TAISIG Talks 2 part 3: Max Louwerse on improving education by using AI
Professor Max Louwerse kicked off his talk with the confession that he has been struggling with the traditional education system for many years. The considerable progress of our society over the last centuries has brought about few changes in how students are being taught in classrooms and outside all over the world. A telling example is the practice of rereading texts, highlighting and taking notes, despite the fact that it can be detrimental to the learning process as demonstrated by scientific research. Max and his team are involved in a number of projects where the process of learning is turned into a personalized interactive experience supported by intelligent tutoring systems, virtual reality, serious gaming and machine learning. Some of these projects take place in the DAF Technology Lab on the campus of Tilburg University, an advanced mixed reality lab that offers state-of-the-art equipment for both research and educational purposes.
TAISIG Talks 1
TAISIG Talks 1 Part 1: Eric Postma on extraterrestrial life
The first speaker during the kick-off, Professor Eric Postma, expert on computer vision and deep learning, demonstrated how convolutional neural networks can help detect exoplanets moving in front of stars. The pattern recognition abilities of AI automatically process huge amounts of data collected by the TESS telescope and recognize the dimming of brightness indicative of an exoplanet. Since exoplanets in a particular zone might contain water, AI research helps in the search for extraterrestrial life and the potential identification of habitable exoplanets.

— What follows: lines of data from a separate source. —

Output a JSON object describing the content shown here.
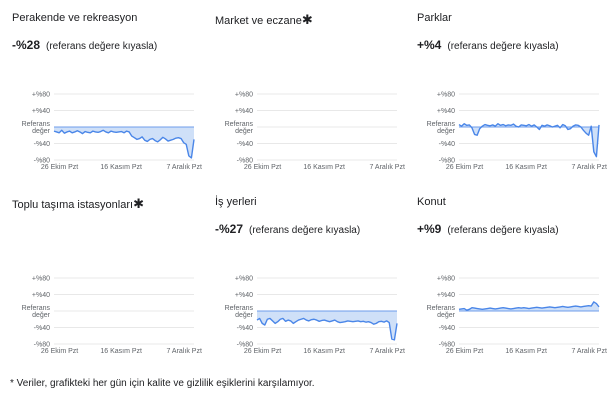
{
  "reference_label": "(referans değere kıyasla)",
  "footnote": "*  Veriler, grafikteki her gün için kalite ve gizlilik eşiklerini karşılamıyor.",
  "colors": {
    "line": "#4a86e8",
    "fill": "#cfe0f8",
    "grid": "#e0e0e0"
  },
  "chart_data": [
    {
      "type": "area",
      "title": "Perakende ve rekreasyon",
      "value": "-%28",
      "has_data": true,
      "y_ticks": [
        "+%80",
        "+%40",
        "Referans değer",
        "-%40",
        "-%80"
      ],
      "x_ticks": [
        "26 Ekim Pzt",
        "16 Kasım Pzt",
        "7 Aralık Pzt"
      ],
      "ylim": [
        -80,
        80
      ],
      "values": [
        -10,
        -12,
        -14,
        -8,
        -15,
        -12,
        -10,
        -14,
        -12,
        -9,
        -12,
        -16,
        -11,
        -13,
        -14,
        -10,
        -12,
        -13,
        -11,
        -8,
        -12,
        -14,
        -10,
        -12,
        -13,
        -12,
        -11,
        -14,
        -10,
        -12,
        -22,
        -26,
        -30,
        -28,
        -24,
        -32,
        -35,
        -30,
        -28,
        -33,
        -36,
        -31,
        -25,
        -29,
        -34,
        -32,
        -30,
        -27,
        -26,
        -28,
        -38,
        -42,
        -70,
        -75,
        -30
      ]
    },
    {
      "type": "area",
      "title": "Market ve eczane",
      "title_marker": "✱",
      "value": "",
      "has_data": false,
      "y_ticks": [
        "+%80",
        "+%40",
        "Referans değer",
        "-%40",
        "-%80"
      ],
      "x_ticks": [
        "26 Ekim Pzt",
        "16 Kasım Pzt",
        "7 Aralık Pzt"
      ],
      "ylim": [
        -80,
        80
      ],
      "values": []
    },
    {
      "type": "area",
      "title": "Parklar",
      "value": "+%4",
      "has_data": true,
      "y_ticks": [
        "+%80",
        "+%40",
        "Referans değer",
        "-%40",
        "-%80"
      ],
      "x_ticks": [
        "26 Ekim Pzt",
        "16 Kasım Pzt",
        "7 Aralık Pzt"
      ],
      "ylim": [
        -80,
        80
      ],
      "values": [
        6,
        2,
        8,
        4,
        5,
        -2,
        -18,
        -20,
        -4,
        2,
        6,
        4,
        3,
        5,
        2,
        8,
        4,
        6,
        3,
        5,
        4,
        7,
        2,
        0,
        5,
        4,
        3,
        6,
        2,
        5,
        0,
        -6,
        4,
        2,
        5,
        3,
        0,
        2,
        4,
        -2,
        6,
        3,
        -6,
        -4,
        2,
        5,
        4,
        0,
        -8,
        -15,
        -20,
        2,
        -60,
        -72,
        5
      ]
    },
    {
      "type": "area",
      "title": "Toplu taşıma istasyonları",
      "title_marker": "✱",
      "value": "",
      "has_data": false,
      "y_ticks": [
        "+%80",
        "+%40",
        "Referans değer",
        "-%40",
        "-%80"
      ],
      "x_ticks": [
        "26 Ekim Pzt",
        "16 Kasım Pzt",
        "7 Aralık Pzt"
      ],
      "ylim": [
        -80,
        80
      ],
      "values": []
    },
    {
      "type": "area",
      "title": "İş yerleri",
      "value": "-%27",
      "has_data": true,
      "y_ticks": [
        "+%80",
        "+%40",
        "Referans değer",
        "-%40",
        "-%80"
      ],
      "x_ticks": [
        "26 Ekim Pzt",
        "16 Kasım Pzt",
        "7 Aralık Pzt"
      ],
      "ylim": [
        -80,
        80
      ],
      "values": [
        -22,
        -18,
        -30,
        -34,
        -20,
        -18,
        -24,
        -30,
        -26,
        -20,
        -18,
        -25,
        -22,
        -24,
        -30,
        -26,
        -22,
        -20,
        -18,
        -22,
        -24,
        -21,
        -20,
        -22,
        -25,
        -23,
        -22,
        -24,
        -26,
        -24,
        -22,
        -26,
        -28,
        -27,
        -26,
        -24,
        -25,
        -26,
        -25,
        -24,
        -26,
        -25,
        -27,
        -26,
        -28,
        -32,
        -30,
        -26,
        -25,
        -27,
        -24,
        -28,
        -68,
        -70,
        -30
      ]
    },
    {
      "type": "area",
      "title": "Konut",
      "value": "+%9",
      "has_data": true,
      "y_ticks": [
        "+%80",
        "+%40",
        "Referans değer",
        "-%40",
        "-%80"
      ],
      "x_ticks": [
        "26 Ekim Pzt",
        "16 Kasım Pzt",
        "7 Aralık Pzt"
      ],
      "ylim": [
        -80,
        80
      ],
      "values": [
        4,
        5,
        6,
        2,
        4,
        8,
        7,
        6,
        5,
        4,
        5,
        6,
        7,
        6,
        5,
        6,
        7,
        8,
        7,
        6,
        5,
        6,
        7,
        8,
        7,
        8,
        7,
        6,
        7,
        8,
        9,
        8,
        7,
        8,
        9,
        10,
        9,
        8,
        9,
        10,
        11,
        10,
        9,
        10,
        11,
        12,
        11,
        10,
        11,
        12,
        13,
        12,
        22,
        18,
        10
      ]
    }
  ]
}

TAISIG Talks 1 Part 2: Esther Keymolen on ethical issues
The second talk was presented by Esther Keymolen, Associate Professor at the Tilburg Institute for Law, Technology and Society. Esther’s research concerns the intersection of law and ethics where she focuses on trust, trustworthiness and privacy in technological applications. Currently, most of our enterprise takes place online, and we are worried about how our personal data is being used for commercial purposes. It is important that developers of new technologies work together with end users and address potential ethical challenges related to the intended context of use.
TAISIG Talks 1 Part 3: Chris Emmery on regaining privacy
The final speaker of the evening was Chris Emmery, AI researcher specialized in the field of adversarial computational stylometry. He explained how in his scientific work, he first examines what kinds of personal information can be collected by mining our publicly available text data, for example, texts placed on social media. Subsequently, using style obfuscation with auto-encoders, he creates and employs open source tools that combat invasive author profiling and thus help us protect ourselves against attempts to compromise our personal identity.